SEC Further Comments on ICOs and the Application of Securities Regulation Code
Many Filipinos are participating in Initial Coin Offerings, a way for many projects to raise capital by exchanging digital tokens for money. But as this new form of fund-raising becomes popular, the Philippines begins studying how ICOs can be regulated. (Read More: What are ICOs?)
The Security and Exchange Commission Steps in
We reported a while back how the SEC wants to treat cryptocurrency as a form of securities. If that happens, the government can apply the PH Securities Regulation Code. If you are in the Philippines, you cannot launch an ICO without registering with the SEC if the law is applied.
Today, we have further comments from the SEC via a report from Bloomberg.

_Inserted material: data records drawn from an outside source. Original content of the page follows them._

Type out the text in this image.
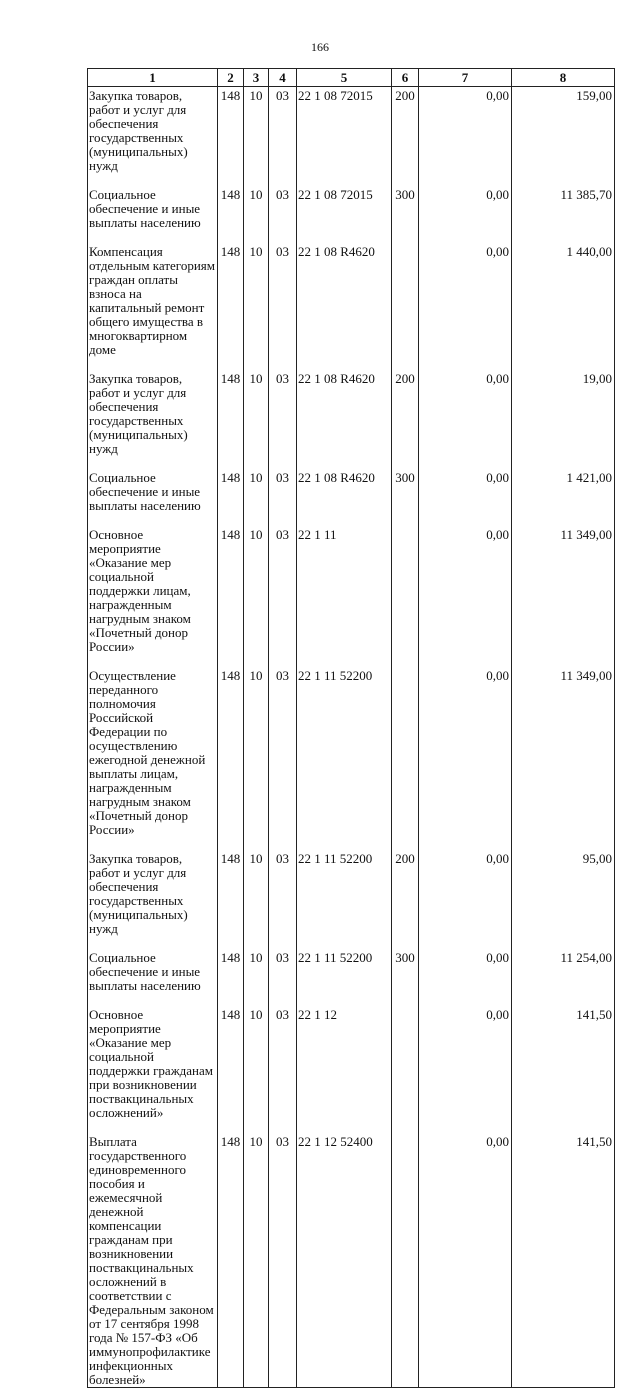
166
1	2	3	4	5	6	7	8
Закупка товаров, работ и услуг для обеспечения государственных (муниципальных) нужд	148	10	03	22 1 08 72015	200	0,00	159,00

Социальное обеспечение и иные выплаты населению	148	10	03	22 1 08 72015	300	0,00	11 385,70

Компенсация отдельным категориям граждан оплаты взноса на капитальный ремонт общего имущества в многоквартирном доме	148	10	03	22 1 08 R4620		0,00	1 440,00

Закупка товаров, работ и услуг для обеспечения государственных (муниципальных) нужд	148	10	03	22 1 08 R4620	200	0,00	19,00

Социальное обеспечение и иные выплаты населению	148	10	03	22 1 08 R4620	300	0,00	1 421,00

Основное мероприятие «Оказание мер социальной поддержки лицам, награжденным нагрудным знаком «Почетный донор России»	148	10	03	22 1 11		0,00	11 349,00

Осуществление переданного полномочия Российской Федерации по осуществлению ежегодной денежной выплаты лицам, награжденным нагрудным знаком «Почетный донор России»	148	10	03	22 1 11 52200		0,00	11 349,00

Закупка товаров, работ и услуг для обеспечения государственных (муниципальных) нужд	148	10	03	22 1 11 52200	200	0,00	95,00

Социальное обеспечение и иные выплаты населению	148	10	03	22 1 11 52200	300	0,00	11 254,00

Основное мероприятие «Оказание мер социальной поддержки гражданам при возникновении поствакцинальных осложнений»	148	10	03	22 1 12		0,00	141,50

Выплата государственного единовременного пособия и ежемесячной денежной компенсации гражданам при возникновении поствакцинальных осложнений в соответствии с Федеральным законом от 17 сентября 1998 года № 157-ФЗ «Об иммунопрофилактике инфекционных болезней»	148	10	03	22 1 12 52400		0,00	141,50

The Security and Exchange Commission is cautious of Initial Coin Offerings. Commissioner Ephyro Amatong said:
The SEC is concerned about possible unlicensed investment-taking activity or otherwise selling of investment contracts in the guise of so-called cryptocurrencies via a so-called initial coin offering
He used the term unlicensed because unlike Initial Public Offerings, ICOs don’t go to the same screening as companies issuing IPOs in the stock market.
The SEC and BSP
The Security and Exchange Commission and the Bangko Sentral ng Pilipinas are at the forefront in studying how cryptocurrency is treated in the country. The SEC’s application of the law for ICOs came after a delisted agricultural firm unveiled plans to move out of the Stock Exchange and launch its own cryptocurrency.
The BSP, on the other hand, is holding several discussions with other Central Banks in the world to plan how to proceed with cryptocurrency and the blockchain. Last time, we knew that the BSP was in talks with the Monetary Authority of Singapore to promote cross-cultural sharing of fintech in both countries. Companies engaged in using technology to aid banking and financial services (such as Coins.ph and BuyBitcoin.ph) are classified as fintech.
It is interesting as to how the SEC will do this. After an IPO, a company’s stock will then be traded in the PH stock market just like any other stock. ICOs are a bit different. The company may choose to launch or may choose not to launch their coins on other exchanges. Others may choose to do another ICO, or do ICO in phases. Others, sadly, will disappear, leaving the investor with worthless coins. So how will the government enforce the Securities Regulation Code? We all hope to find out soon.